FIG. 51A is a sagittal cross section of a disc embodiment of the invention having superior and inferior endplates that attach to the vertebrae above and below the disc. A flexible membrane 5102 surrounds or encapsulates the disc tissue. Stents (as described in my co-pending U.S. patent application Ser. No. 10/143,237, incorporated herein by reference) can be seen coursing through the artificial endplates. The stents allow nutrition and fluid to pass from the vertebrae to the disc tissue. The opening into the stents could be small enough to prevent cells from migrating into or out of the device. For example, the opening in the stents could be 1-7 micrometers in size. Autograft disc tissue removed from the disc to allow insertion of the device, could be placed into the device as described in my co-pending U.S. patent application Ser. No. 10/120,763, similar to the device described in my co-pending U.S. patent application Ser. No. 10/434,917, both of which are incorporated herein by reference.

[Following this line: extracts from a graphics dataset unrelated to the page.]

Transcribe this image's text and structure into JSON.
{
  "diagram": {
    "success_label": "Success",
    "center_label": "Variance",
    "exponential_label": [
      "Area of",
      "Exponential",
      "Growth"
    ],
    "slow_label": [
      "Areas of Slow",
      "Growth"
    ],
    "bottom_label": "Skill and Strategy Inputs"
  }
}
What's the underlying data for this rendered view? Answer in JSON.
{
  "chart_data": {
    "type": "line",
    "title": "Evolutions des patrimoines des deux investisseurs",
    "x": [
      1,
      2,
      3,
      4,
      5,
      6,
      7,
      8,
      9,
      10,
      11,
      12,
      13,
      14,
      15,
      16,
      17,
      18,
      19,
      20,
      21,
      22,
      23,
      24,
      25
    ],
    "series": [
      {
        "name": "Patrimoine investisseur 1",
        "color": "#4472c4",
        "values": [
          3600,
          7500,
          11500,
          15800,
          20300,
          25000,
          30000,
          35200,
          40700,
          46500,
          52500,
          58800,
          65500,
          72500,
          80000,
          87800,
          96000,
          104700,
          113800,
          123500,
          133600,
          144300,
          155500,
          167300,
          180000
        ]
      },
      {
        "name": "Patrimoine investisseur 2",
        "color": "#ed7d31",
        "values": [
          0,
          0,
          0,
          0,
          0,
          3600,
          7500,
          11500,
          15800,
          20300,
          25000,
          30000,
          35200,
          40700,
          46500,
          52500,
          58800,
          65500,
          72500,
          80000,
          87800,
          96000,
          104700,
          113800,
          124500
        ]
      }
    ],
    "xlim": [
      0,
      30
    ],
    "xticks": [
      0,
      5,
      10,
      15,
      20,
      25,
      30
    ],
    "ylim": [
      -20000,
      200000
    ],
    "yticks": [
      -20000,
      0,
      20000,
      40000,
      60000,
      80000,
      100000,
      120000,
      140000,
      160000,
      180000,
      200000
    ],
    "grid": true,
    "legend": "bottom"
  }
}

FIG. 51B is a sagittal cross section an alternative disc embodiment of the invention. The artificial endplates contain pores to allow fluid to move into and out of the device. A permeable membrane lies between the artificial endplates and the disc tissue. The holes in the membrane are sized to prevent the migration of cells into or out of the device. The holes in the artificial endplates can be larger than seven micrometers. FIG. 52 is a sagittal cross section of an alternative disc embodiment of the invention. The portion of the device that encapsulates the disc tissue articulates with an artificial endplate that attaches to the inferior surface of the superior vertebra.